Entertaining family snapshot of an era
25 November 2012 | by See all my reviews

This is in many ways a fascinating movie. It is certainly entertaining and moves quite well, and everybody puts their best into it. (The "making of" featurette on the DVD is a wonderful look into the making of a higher budgeted 'indie' movie by the way.) But there is one serious flaw to the film, and that is Renée Zellweger's performance. Whenever the character undergoes pressure, she gets all wobbly and quirky, like a character actor playing a supporting role - but she's not only the lead, she's what the picture is all about, so this is definitely a flaw that threatens to derail the whole project.
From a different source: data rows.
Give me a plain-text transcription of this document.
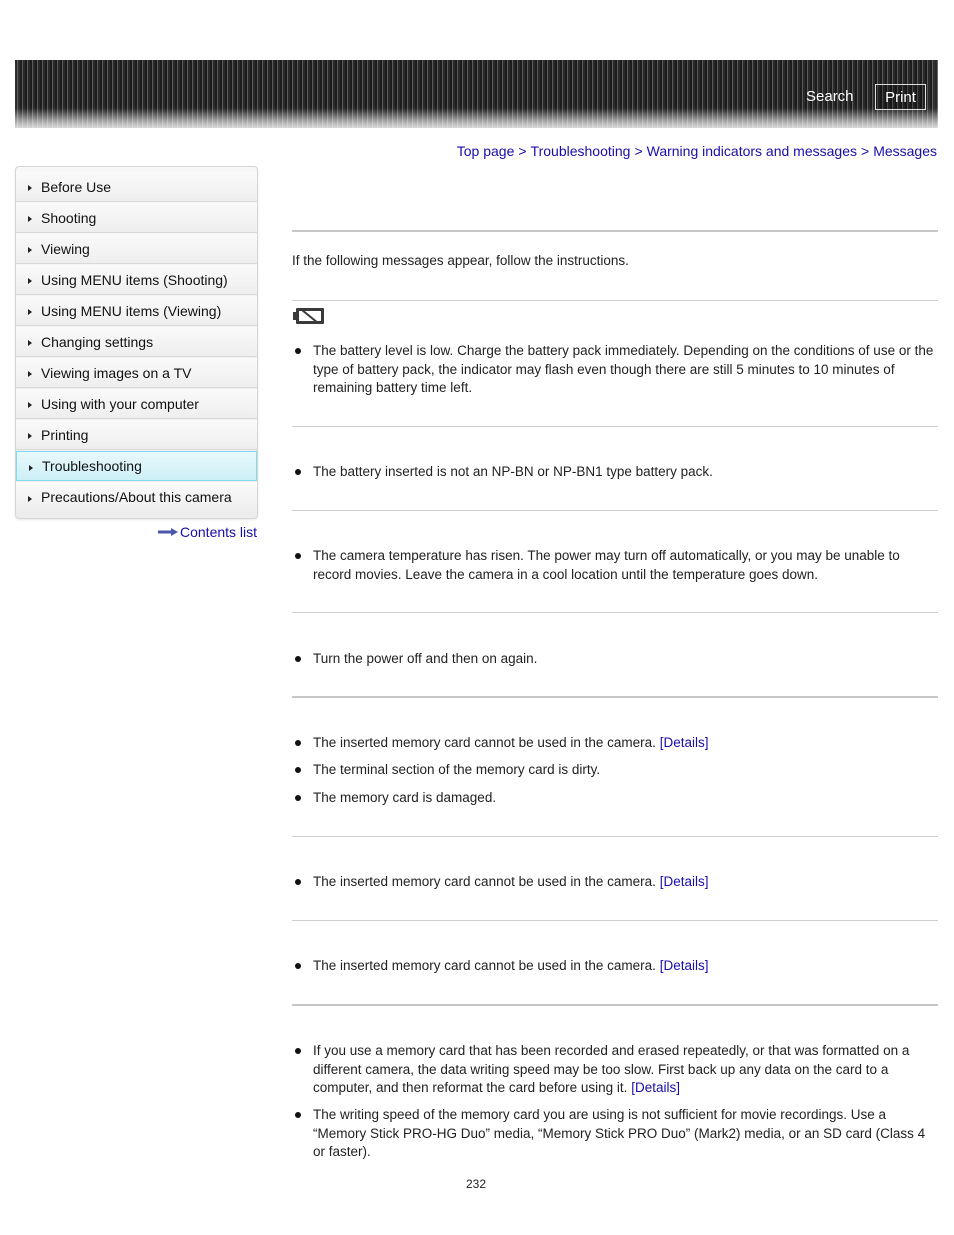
Search	Print
Top page > Troubleshooting > Warning indicators and messages > Messages
Before Use
Shooting
Viewing
Using MENU items (Shooting)
Using MENU items (Viewing)
Changing settings
Viewing images on a TV
Using with your computer
Printing
Troubleshooting
Precautions/About this camera
Contents list
If the following messages appear, follow the instructions.
The battery level is low. Charge the battery pack immediately. Depending on the conditions of use or the type of battery pack, the indicator may flash even though there are still 5 minutes to 10 minutes of remaining battery time left.
The battery inserted is not an NP-BN or NP-BN1 type battery pack.
The camera temperature has risen. The power may turn off automatically, or you may be unable to record movies. Leave the camera in a cool location until the temperature goes down.
Turn the power off and then on again.
The inserted memory card cannot be used in the camera. [Details]
The terminal section of the memory card is dirty.
The memory card is damaged.
The inserted memory card cannot be used in the camera. [Details]
The inserted memory card cannot be used in the camera. [Details]
If you use a memory card that has been recorded and erased repeatedly, or that was formatted on a different camera, the data writing speed may be too slow. First back up any data on the card to a computer, and then reformat the card before using it. [Details]
The writing speed of the memory card you are using is not sufficient for movie recordings. Use a “Memory Stick PRO-HG Duo” media, “Memory Stick PRO Duo” (Mark2) media, or an SD card (Class 4 or faster).
232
Fortunately, it doesn't. First, of course, everyone else in the picture submits wonderful performances. Logan Lerman is a marvelous young actor who strikes chemistry with practically everyone he interacts with. And the film is really beautiful to look at, and filled with pleasantly eccentric characters, in situations highly evocative of the era in which they occur, the 1950s.

Secondly, part of the problem with Zellweger's performance may have to do with the character herself. Although she fancies herself a Deep-South Southern Belle, deserving of the better things in life, once we meet her sister we realize that she really comes from the mid-South commercial class, and that her attitude of entitlement is a self-delusion. She is thus out of touch with her own life, and in need of review of her identity. On the other hand, her desperate search for a husband to support her has a realistic edge - the '50's America was not kind to single moms. The question thus becomes whether the inner struggles involved in her effort to survive repeated crises is well presented. I'm not sure it is, but not from want of trying on Ms. Zellweger's part. It may be that the core of the character is really hard to define.

Otherwise, I have no trouble recommending this often amusing, insightful glimpse into a complex family during an era of change. It may have no more weight than an old family snapshot of the era, but it is as telling and well-developed a snapshot as one could wish.